When you get a new puppy, one of the most important decisions you’ll make is what to feed them. There are so many different types of dog food on the market, and it can be challenging to know which one is best for your pup. Below, we share five main factors you should focus on.
Puppy Food Brand
Puppy foods are formulated with higher levels of nutrients, especially calcium and phosphorus, to support their rapid growth rate. They also include DHA (docosahexaenoic acid), an omega-3 fatty acid essential for brain development in young dogs. Puppy foods are typically lower in fiber than adult dog foods to minimize the risk of diarrhea. Always be sure to check with top dog food review sites like dogfoodcare.com for reliable information on the best dog food brands for your dog.
Puppy’s Age and Size
As your puppy grows, its nutritional needs will change. The amount of protein, calcium, phosphorus, and other nutrients they require at six weeks is very different from the amount she needs at six months. The same goes for size; large dogs tend to grow more slowly than small ones, so they will need less food and fewer calories per pound of body weight during their first year than smaller breeds do.
Type of Food: Canned or Dry Dog Food?
Dry dog food is a better choice for your puppy, as it contains more fiber and less fat. Dry food also provides dental benefits, helping clean the teeth of any leftover soft tissue. Canned food is great for dogs that rarely drink water as they are highly hydrated. They also contain fewer calories than dry food, making them ideal for obese puppies. However, you should use them in moderation and keep them refrigerated once opened as they can become moldy if not used quickly enough.
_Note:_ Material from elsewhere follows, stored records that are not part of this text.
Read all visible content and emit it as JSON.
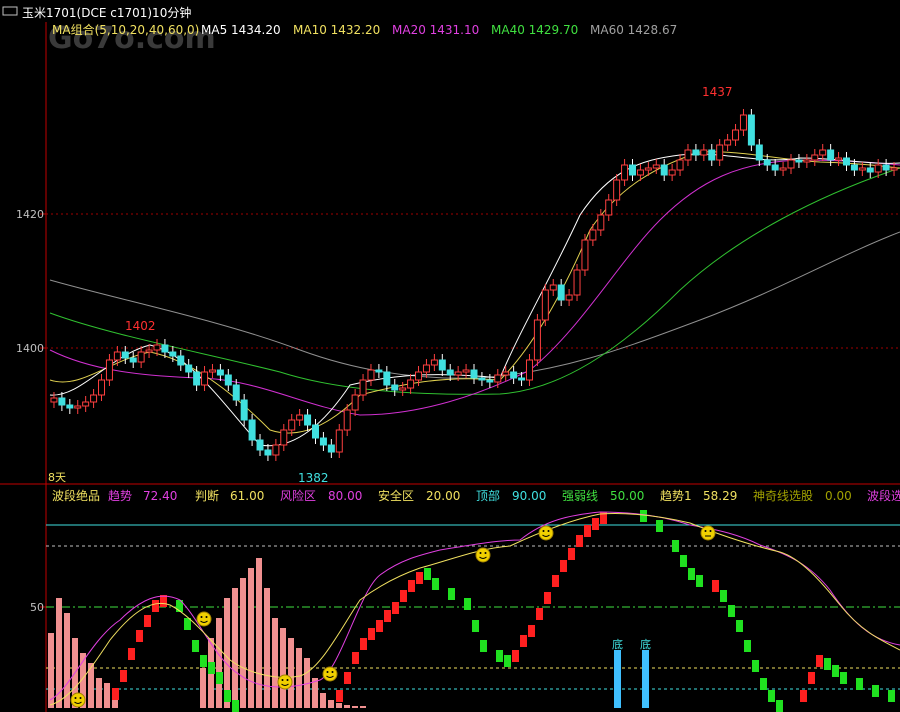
{
  "title": {
    "icon": "window-icon",
    "text": "玉米1701(DCE c1701)10分钟"
  },
  "watermark": "Go7o.com",
  "main_panel": {
    "ma_group_label": "MA组合(5,10,20,40,60,0)",
    "ma_values": [
      {
        "label": "MA5 1434.20",
        "color": "#ffffff"
      },
      {
        "label": "MA10 1432.20",
        "color": "#f0e060"
      },
      {
        "label": "MA20 1431.10",
        "color": "#e040e0"
      },
      {
        "label": "MA40 1429.70",
        "color": "#40e040"
      },
      {
        "label": "MA60 1428.67",
        "color": "#a0a0a0"
      }
    ],
    "y_ticks": [
      "1420",
      "1400"
    ],
    "annotations": {
      "high_left": "1402",
      "low": "1382",
      "high_right": "1437"
    },
    "bottom_note": "8天"
  },
  "indicator_panel": {
    "title": "波段绝品",
    "values": [
      {
        "label": "趋势",
        "value": "72.40",
        "color": "#e040e0"
      },
      {
        "label": "判断",
        "value": "61.00",
        "color": "#f0e060"
      },
      {
        "label": "风险区",
        "value": "80.00",
        "color": "#e040e0"
      },
      {
        "label": "安全区",
        "value": "20.00",
        "color": "#f0e060"
      },
      {
        "label": "顶部",
        "value": "90.00",
        "color": "#40e0e0"
      },
      {
        "label": "强弱线",
        "value": "50.00",
        "color": "#40e040"
      },
      {
        "label": "趋势1",
        "value": "58.29",
        "color": "#f0e060"
      },
      {
        "label": "神奇线选股",
        "value": "0.00",
        "color": "#a0a000"
      },
      {
        "label": "波段选",
        "value": "",
        "color": "#e040e0"
      }
    ],
    "y_tick": "50",
    "marker_label": "底"
  },
  "colors": {
    "up_candle": "#ff4040",
    "down_candle": "#40e0e0",
    "grid_red": "#a00000",
    "axis_red": "#c00000",
    "text_red": "#ff3030"
  }
}
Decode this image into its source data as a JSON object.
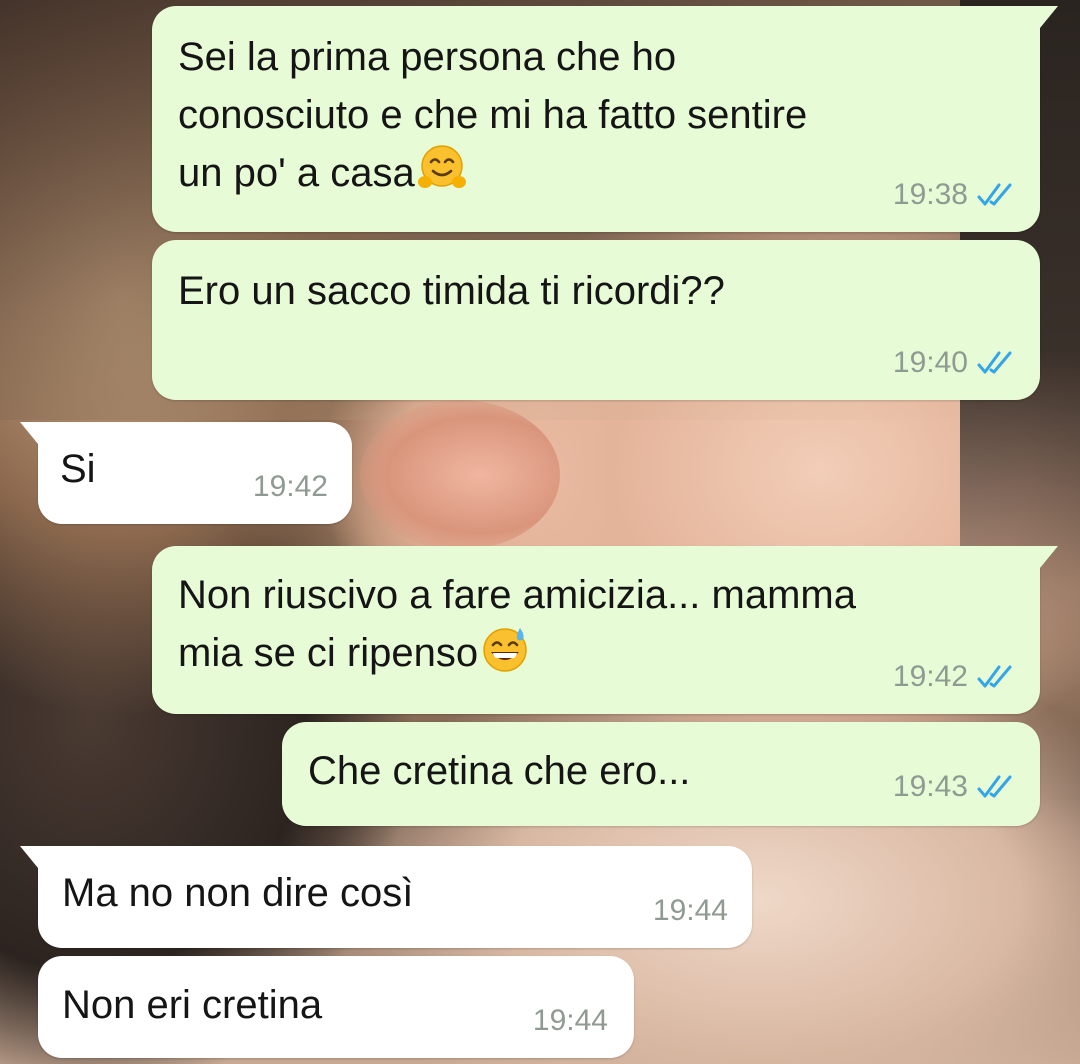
{
  "theme": {
    "outgoing_bubble": "#e7fcd6",
    "incoming_bubble": "#ffffff",
    "read_ticks": "#34a5e8",
    "time_color": "#8f9a92"
  },
  "messages": [
    {
      "direction": "outgoing",
      "lines": [
        "Sei la prima persona che ho",
        "conosciuto e che mi ha fatto sentire",
        "un po' a casa"
      ],
      "emoji": "hugging-face-icon",
      "time": "19:38",
      "status": "read"
    },
    {
      "direction": "outgoing",
      "lines": [
        "Ero un sacco timida ti ricordi??"
      ],
      "time": "19:40",
      "status": "read"
    },
    {
      "direction": "incoming",
      "lines": [
        "Si"
      ],
      "time": "19:42"
    },
    {
      "direction": "outgoing",
      "lines": [
        "Non riuscivo a fare amicizia... mamma",
        "mia se ci ripenso"
      ],
      "emoji": "grinning-sweat-icon",
      "time": "19:42",
      "status": "read"
    },
    {
      "direction": "outgoing",
      "lines": [
        "Che cretina che ero..."
      ],
      "time": "19:43",
      "status": "read"
    },
    {
      "direction": "incoming",
      "lines": [
        "Ma no non dire così"
      ],
      "time": "19:44"
    },
    {
      "direction": "incoming",
      "lines": [
        "Non eri cretina"
      ],
      "time": "19:44"
    }
  ]
}
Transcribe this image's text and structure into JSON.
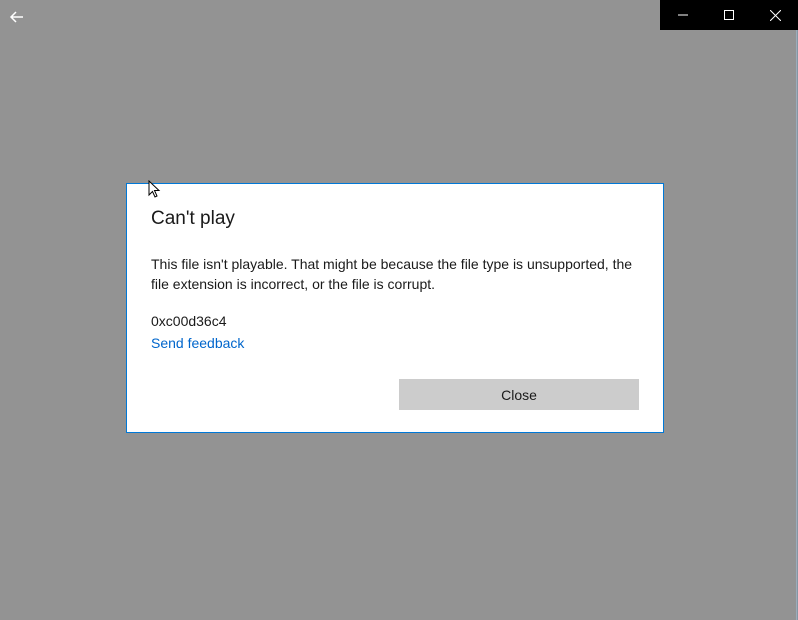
{
  "dialog": {
    "title": "Can't play",
    "message": "This file isn't playable. That might be because the file type is unsupported, the file extension is incorrect, or the file is corrupt.",
    "error_code": "0xc00d36c4",
    "feedback_link": "Send feedback",
    "close_label": "Close"
  }
}
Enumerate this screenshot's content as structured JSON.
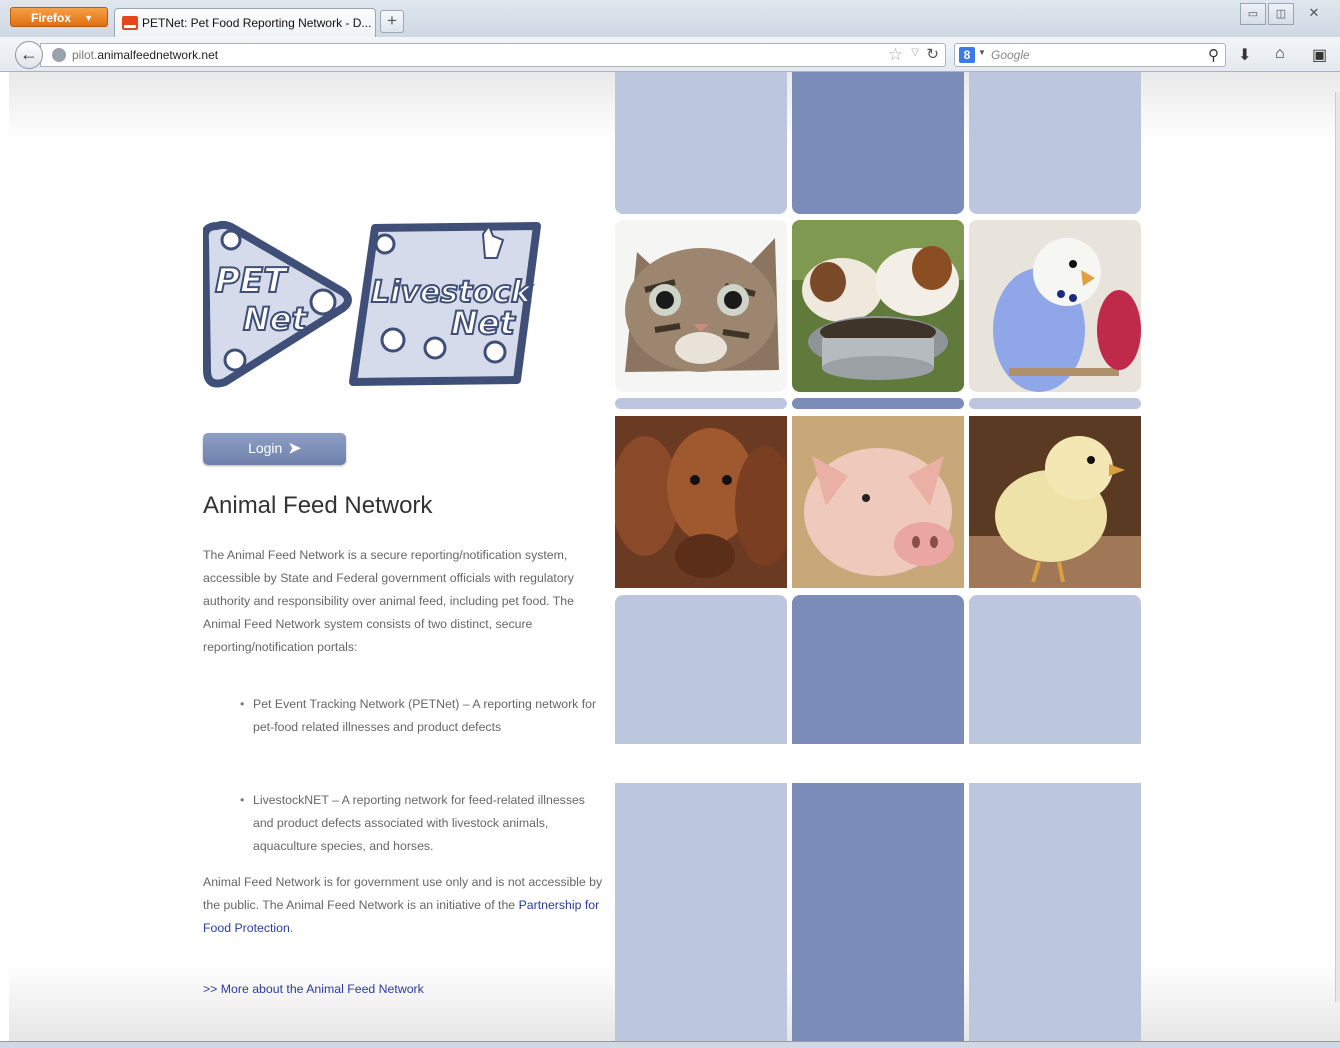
{
  "browser": {
    "menu_label": "Firefox",
    "tab_title": "PETNet: Pet Food Reporting Network - D...",
    "url_prefix": "pilot.",
    "url_domain": "animalfeednetwork.net",
    "search_placeholder": "Google"
  },
  "page": {
    "logo_left_line1": "PET",
    "logo_left_line2": "Net",
    "logo_right_line1": "Livestock",
    "logo_right_line2": "Net",
    "login_label": "Login",
    "heading": "Animal Feed Network",
    "intro": "The Animal Feed Network is a secure reporting/notification system, accessible by State and Federal government officials with regulatory authority and responsibility over animal feed, including pet food. The Animal Feed Network system consists of two distinct, secure reporting/notification portals:",
    "bullets": [
      "Pet Event Tracking Network (PETNet) – A reporting network for pet-food related illnesses and product defects",
      "LivestockNET – A reporting network for feed-related illnesses and product defects associated with livestock animals, aquaculture species, and horses."
    ],
    "footer_text_1": "Animal Feed Network is for government use only and is not accessible by the public.  The Animal Feed Network is an initiative of the ",
    "footer_link": "Partnership for Food Protection",
    "footer_text_2": ".",
    "more_link": ">> More about the Animal Feed Network"
  },
  "colors": {
    "tile_light": "#bcc7df",
    "tile_dark": "#7a8cb7",
    "logo_blue": "#3f4f78",
    "link": "#2b3b9e"
  },
  "photos": [
    "kitten",
    "puppies-eating",
    "budgie",
    "cows",
    "piglet",
    "chick"
  ]
}
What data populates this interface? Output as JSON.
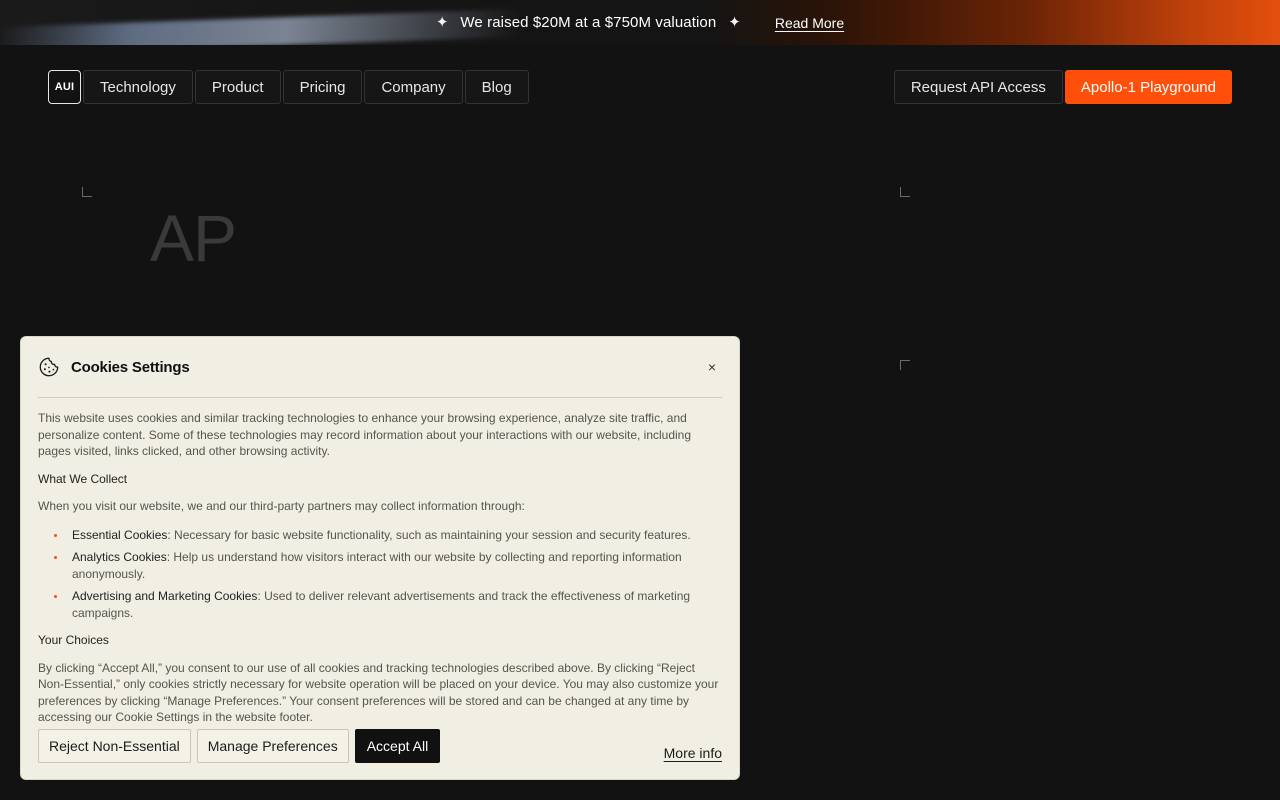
{
  "banner": {
    "text": "We raised $20M at a $750M valuation",
    "link": "Read More",
    "sparkle_icon": "sparkle-icon"
  },
  "nav": {
    "logo": "AUI",
    "items": [
      "Technology",
      "Product",
      "Pricing",
      "Company",
      "Blog"
    ],
    "request_api": "Request API Access",
    "playground": "Apollo-1 Playground"
  },
  "hero": {
    "title": "AP"
  },
  "cookie": {
    "title": "Cookies Settings",
    "close": "×",
    "intro": "This website uses cookies and similar tracking technologies to enhance your browsing experience, analyze site traffic, and personalize content. Some of these technologies may record information about your interactions with our website, including pages visited, links clicked, and other browsing activity.",
    "collect_heading": "What We Collect",
    "collect_intro": "When you visit our website, we and our third-party partners may collect information through:",
    "items": [
      {
        "term": "Essential Cookies",
        "desc": ": Necessary for basic website functionality, such as maintaining your session and security features."
      },
      {
        "term": "Analytics Cookies",
        "desc": ": Help us understand how visitors interact with our website by collecting and reporting information anonymously."
      },
      {
        "term": "Advertising and Marketing Cookies",
        "desc": ": Used to deliver relevant advertisements and track the effectiveness of marketing campaigns."
      }
    ],
    "choices_heading": "Your Choices",
    "choices_text": "By clicking “Accept All,” you consent to our use of all cookies and tracking technologies described above. By clicking “Reject Non-Essential,” only cookies strictly necessary for website operation will be placed on your device. You may also customize your preferences by clicking “Manage Preferences.” Your consent preferences will be stored and can be changed at any time by accessing our Cookie Settings in the website footer.",
    "reject": "Reject Non-Essential",
    "manage": "Manage Preferences",
    "accept": "Accept All",
    "more_info": "More info"
  },
  "colors": {
    "accent": "#ff4f0a",
    "background": "#121212",
    "modal": "#f1efe3"
  }
}
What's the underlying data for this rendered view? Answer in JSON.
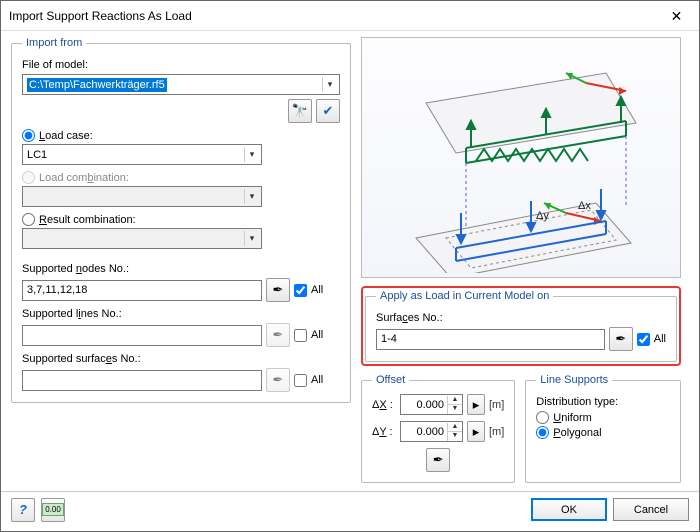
{
  "window": {
    "title": "Import Support Reactions As Load"
  },
  "import_from": {
    "legend": "Import from",
    "file_label": "File of model:",
    "file_path": "C:\\Temp\\Fachwerkträger.rf5",
    "btn_browse_title": "Browse",
    "btn_check_title": "Verify",
    "radio_load_case": "Load case:",
    "load_case_value": "LC1",
    "radio_load_combo": "Load combination:",
    "radio_result_combo": "Result combination:",
    "supported_nodes_label": "Supported nodes No.:",
    "supported_nodes_value": "3,7,11,12,18",
    "supported_lines_label": "Supported lines No.:",
    "supported_surfaces_label": "Supported surfaces No.:",
    "all_label": "All"
  },
  "apply": {
    "legend": "Apply as Load in Current Model on",
    "surfaces_label": "Surfaces No.:",
    "surfaces_value": "1-4",
    "all_label": "All"
  },
  "offset": {
    "legend": "Offset",
    "dx_label": "ΔX :",
    "dy_label": "ΔY :",
    "dx_value": "0.000",
    "dy_value": "0.000",
    "unit": "[m]"
  },
  "line_supports": {
    "legend": "Line Supports",
    "dist_type_label": "Distribution type:",
    "uniform": "Uniform",
    "polygonal": "Polygonal"
  },
  "footer": {
    "ok": "OK",
    "cancel": "Cancel"
  },
  "preview": {
    "dx": "Δx",
    "dy": "Δy"
  }
}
If you think your puppy may have food allergies, it’s important that your vet performs an allergy test to identify which foods are causing a reaction before choosing a new brand of dog food. The most common allergenic foods for dogs are beef, dairy products, and chicken. Some common signs that your pup could be allergic to some foods include:
- Itchy, red, swollen eyes
- Excessive itchiness on the hindquarters or ears
- Hair loss and excessive scratching. The most common areas are around the head and neck, but can include any body par.
Once you spot any of these issues with your dog, especially after introducing them to a new food, you should call your vet for immediate help.
The AAFCO has a classification system to rate how well a food digests, and this can be found on the label of nearly every bag of kibble. Look for a highly digestible food that has a rating of 85% or higher.
When choosing food for your new pup, always keep their individual needs in mind. A good diet is essential to keeping them healthy and happy. By following these tips, you can ensure that you are providing the best possible nutrition for your furry friend.